Parce que l'Europe souffre à la fois de la faiblesse de la demande et de l'offre et de fragmentations internes, il nous faut agir sur ces trois fronts. On entend souvent dire que l'Allemagne doit investir et la France se réformer. Cette approche n'est pas satisfaisante, car l'Allemagne a, elle aussi, besoin de se réformer, et parce que l'on n'échange pas des réformes dans un pays contre des investissements dans un autre. Il faut répondre aux défis par des initiatives communes et bénéficier ainsi d'un réel effet d'entraînement.

Nous n'avons pas établi une liste de choses à faire, dans laquelle on pourrait faire des choix : les réformes doivent être complémentaires les unes des autres afin de franchir des seuils, de traiter des problèmes les plus urgents et de créer une dynamique. En outre, il faut distinguer les réformes à effet immédiat de celles qui modifient les comportements ou encore de celles qui améliorent les négociations sociales.

La faiblesse de l'investissement est liée à la faible dynamique économique de l'Europe. Or, l'investissement d'aujourd'hui représente, selon l'expression de Mario Draghi, l'offre de demain : l'on peut parvenir à un consensus entre les partisans de l'offre et ceux de la demande tout en réconciliant court et moyen termes.

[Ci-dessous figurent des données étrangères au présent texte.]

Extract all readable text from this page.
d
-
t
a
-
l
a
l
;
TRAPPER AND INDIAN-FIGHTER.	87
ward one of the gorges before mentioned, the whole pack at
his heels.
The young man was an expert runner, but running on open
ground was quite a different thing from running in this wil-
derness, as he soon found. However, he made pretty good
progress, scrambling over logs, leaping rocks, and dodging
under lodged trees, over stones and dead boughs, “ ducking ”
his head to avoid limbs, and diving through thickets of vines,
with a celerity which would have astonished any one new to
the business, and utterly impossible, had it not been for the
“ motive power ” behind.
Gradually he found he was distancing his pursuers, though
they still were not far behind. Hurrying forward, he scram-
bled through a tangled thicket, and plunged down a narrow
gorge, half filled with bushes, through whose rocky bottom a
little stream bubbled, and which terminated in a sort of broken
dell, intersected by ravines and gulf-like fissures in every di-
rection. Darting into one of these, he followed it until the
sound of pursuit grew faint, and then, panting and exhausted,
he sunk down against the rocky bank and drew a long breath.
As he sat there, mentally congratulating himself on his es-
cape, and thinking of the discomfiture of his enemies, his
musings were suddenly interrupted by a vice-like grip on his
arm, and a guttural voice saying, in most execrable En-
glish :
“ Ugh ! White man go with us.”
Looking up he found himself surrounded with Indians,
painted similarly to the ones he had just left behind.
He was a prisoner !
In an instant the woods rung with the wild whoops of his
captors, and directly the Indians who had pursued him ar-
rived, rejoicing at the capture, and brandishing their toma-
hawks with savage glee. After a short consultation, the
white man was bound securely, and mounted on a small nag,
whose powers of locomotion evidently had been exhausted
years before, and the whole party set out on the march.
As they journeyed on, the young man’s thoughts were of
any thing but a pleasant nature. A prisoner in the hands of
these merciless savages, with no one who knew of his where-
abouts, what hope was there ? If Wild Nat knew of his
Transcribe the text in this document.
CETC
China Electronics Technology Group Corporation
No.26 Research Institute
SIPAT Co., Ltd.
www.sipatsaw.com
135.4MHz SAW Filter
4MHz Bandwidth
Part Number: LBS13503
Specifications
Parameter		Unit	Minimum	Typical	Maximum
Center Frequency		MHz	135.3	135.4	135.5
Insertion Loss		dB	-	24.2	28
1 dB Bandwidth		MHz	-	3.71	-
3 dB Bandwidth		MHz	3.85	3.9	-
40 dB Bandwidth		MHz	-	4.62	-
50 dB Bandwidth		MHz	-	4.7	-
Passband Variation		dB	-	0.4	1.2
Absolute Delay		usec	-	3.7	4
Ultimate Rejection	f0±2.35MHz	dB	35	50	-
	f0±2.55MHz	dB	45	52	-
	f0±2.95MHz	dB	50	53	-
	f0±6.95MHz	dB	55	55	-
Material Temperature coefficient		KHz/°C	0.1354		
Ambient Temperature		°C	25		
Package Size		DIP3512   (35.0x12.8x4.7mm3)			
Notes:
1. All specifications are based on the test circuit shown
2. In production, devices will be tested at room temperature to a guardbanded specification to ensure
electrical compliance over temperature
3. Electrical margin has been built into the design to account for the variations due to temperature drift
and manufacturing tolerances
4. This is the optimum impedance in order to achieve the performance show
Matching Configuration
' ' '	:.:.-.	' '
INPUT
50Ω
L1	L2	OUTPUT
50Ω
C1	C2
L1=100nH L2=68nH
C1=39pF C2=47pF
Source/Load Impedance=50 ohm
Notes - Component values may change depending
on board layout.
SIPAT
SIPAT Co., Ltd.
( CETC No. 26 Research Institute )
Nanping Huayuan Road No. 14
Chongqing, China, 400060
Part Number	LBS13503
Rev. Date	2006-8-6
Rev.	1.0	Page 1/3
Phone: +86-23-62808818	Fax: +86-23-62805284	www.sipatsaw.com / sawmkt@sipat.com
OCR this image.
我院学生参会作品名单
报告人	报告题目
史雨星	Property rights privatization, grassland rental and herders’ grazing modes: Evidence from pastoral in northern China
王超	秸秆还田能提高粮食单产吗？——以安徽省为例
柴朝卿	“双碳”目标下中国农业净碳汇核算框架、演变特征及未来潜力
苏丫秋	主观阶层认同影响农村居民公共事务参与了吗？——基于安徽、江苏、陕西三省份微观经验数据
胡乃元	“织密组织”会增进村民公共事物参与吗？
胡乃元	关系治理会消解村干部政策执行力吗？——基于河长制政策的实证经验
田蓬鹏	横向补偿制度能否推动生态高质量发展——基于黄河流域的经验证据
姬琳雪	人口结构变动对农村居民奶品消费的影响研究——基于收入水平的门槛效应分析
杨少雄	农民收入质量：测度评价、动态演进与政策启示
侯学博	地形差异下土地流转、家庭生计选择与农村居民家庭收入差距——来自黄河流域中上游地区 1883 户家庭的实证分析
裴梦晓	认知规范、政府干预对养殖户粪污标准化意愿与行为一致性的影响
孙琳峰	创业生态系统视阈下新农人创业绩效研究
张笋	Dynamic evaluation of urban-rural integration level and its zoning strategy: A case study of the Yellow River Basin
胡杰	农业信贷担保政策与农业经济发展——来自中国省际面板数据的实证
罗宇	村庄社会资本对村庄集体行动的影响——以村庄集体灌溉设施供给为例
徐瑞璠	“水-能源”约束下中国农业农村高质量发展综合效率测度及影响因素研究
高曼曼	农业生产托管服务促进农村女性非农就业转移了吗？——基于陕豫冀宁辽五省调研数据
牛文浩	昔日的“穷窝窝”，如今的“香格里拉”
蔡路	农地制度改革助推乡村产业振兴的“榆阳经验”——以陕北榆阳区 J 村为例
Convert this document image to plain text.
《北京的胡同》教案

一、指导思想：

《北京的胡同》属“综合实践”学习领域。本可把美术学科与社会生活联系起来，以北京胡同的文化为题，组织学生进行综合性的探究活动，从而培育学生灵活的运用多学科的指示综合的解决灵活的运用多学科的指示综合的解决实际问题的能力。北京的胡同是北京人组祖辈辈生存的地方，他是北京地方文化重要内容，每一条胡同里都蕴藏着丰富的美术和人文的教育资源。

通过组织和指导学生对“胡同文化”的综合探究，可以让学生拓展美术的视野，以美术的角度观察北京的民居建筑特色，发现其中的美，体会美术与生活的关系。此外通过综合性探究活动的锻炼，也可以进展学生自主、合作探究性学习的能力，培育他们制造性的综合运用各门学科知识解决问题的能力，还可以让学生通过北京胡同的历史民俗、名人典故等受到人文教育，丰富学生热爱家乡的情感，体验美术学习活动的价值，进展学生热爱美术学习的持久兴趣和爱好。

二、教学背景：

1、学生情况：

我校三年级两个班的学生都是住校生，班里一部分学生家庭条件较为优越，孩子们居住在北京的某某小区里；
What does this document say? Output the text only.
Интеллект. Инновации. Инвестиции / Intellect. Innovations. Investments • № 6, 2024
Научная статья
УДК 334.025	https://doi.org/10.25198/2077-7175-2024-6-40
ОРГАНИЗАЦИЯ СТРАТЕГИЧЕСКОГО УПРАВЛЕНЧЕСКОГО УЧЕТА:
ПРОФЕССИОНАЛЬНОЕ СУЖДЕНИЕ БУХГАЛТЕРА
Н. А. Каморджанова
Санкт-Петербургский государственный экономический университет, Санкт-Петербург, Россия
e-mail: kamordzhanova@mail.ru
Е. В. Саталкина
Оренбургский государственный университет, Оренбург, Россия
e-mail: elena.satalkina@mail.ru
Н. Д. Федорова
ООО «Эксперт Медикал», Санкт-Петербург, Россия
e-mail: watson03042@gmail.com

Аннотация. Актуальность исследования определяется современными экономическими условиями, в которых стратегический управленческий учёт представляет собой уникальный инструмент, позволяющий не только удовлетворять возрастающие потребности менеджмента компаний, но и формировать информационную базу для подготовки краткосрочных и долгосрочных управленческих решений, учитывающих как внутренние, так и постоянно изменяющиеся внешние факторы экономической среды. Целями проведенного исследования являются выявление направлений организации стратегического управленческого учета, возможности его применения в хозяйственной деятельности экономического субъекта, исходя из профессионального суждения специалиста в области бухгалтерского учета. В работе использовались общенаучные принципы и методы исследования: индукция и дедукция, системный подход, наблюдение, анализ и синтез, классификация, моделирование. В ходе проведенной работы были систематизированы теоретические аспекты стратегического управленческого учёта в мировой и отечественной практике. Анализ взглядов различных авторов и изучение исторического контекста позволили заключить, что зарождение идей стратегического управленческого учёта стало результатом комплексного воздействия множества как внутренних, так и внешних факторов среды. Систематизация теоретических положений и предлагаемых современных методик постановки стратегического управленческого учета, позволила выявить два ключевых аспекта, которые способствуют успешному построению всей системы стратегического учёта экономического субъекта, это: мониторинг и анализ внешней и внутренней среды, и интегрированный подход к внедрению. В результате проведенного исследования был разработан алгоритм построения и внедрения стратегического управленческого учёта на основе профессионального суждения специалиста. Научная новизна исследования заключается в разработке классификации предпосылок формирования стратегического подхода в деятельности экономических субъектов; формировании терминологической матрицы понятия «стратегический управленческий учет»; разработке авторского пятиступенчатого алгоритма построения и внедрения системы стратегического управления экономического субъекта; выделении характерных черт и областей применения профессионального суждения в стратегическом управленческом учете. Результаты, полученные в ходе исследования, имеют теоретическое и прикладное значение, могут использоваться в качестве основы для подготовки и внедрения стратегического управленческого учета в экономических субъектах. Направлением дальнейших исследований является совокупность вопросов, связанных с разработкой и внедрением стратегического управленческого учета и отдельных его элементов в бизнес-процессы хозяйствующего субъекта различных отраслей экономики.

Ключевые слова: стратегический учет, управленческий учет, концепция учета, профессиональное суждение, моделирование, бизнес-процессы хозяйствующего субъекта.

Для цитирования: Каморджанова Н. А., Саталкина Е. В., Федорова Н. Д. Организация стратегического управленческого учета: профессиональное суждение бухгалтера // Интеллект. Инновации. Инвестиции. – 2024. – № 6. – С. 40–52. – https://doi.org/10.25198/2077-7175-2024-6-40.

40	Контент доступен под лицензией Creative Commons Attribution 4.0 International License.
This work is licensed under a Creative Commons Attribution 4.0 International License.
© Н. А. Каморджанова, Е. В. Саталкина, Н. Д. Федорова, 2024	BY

La relance de l'investissement dépend en grande partie de la puissance publique : celle-ci investit en effet beaucoup, même si la baisse a atteint 50 à 75 % dans les pays les plus affectés par la crise. Si l'investissement public allemand a diminué, le niveau du nôtre reste satisfaisant, quoique l'on puisse parfois s'interroger sur la pertinence de son allocation.

En deuxième lieu, le cadre réglementaire détermine les décisions des entreprises, partant leurs investissements, surtout dans les secteurs de l'énergie, des transports et de l'environnement. Les entreprises ont besoin d'une visibilité à long terme. Or, tel n'est pas le cas en Europe : ainsi le prix, très bas, du carbone, constitue presque une désincitation à investir dans des technologies propres.

En troisième lieu, le système financier européen repose largement sur le système bancaire, où se concentre le risque. Or, les règlementations comme « Bâle » ou les mécanismes de résolution des crises bancaires ont pour objet de réduire les risques qu'elles prennent, de sorte que l'appétence pour le risque diminue.

Dans notre rapport, nous mettons l'accent sur la transition vers un nouveau modèle de croissance : la flexisécurité. La compétitivité est notre deuxième priorité : la fiscalité ne peut être le seul levier dans ce domaine. Contrairement à ce qui a été dit, nous n'avons jamais prôné le gel des salaires. En revanche, il faut passer à une obligation triennale de négocier et indexer le smic sur la productivité. Enfin, l'efficacité des dépenses publiques est notre troisième priorité : la France pourrait mieux faire.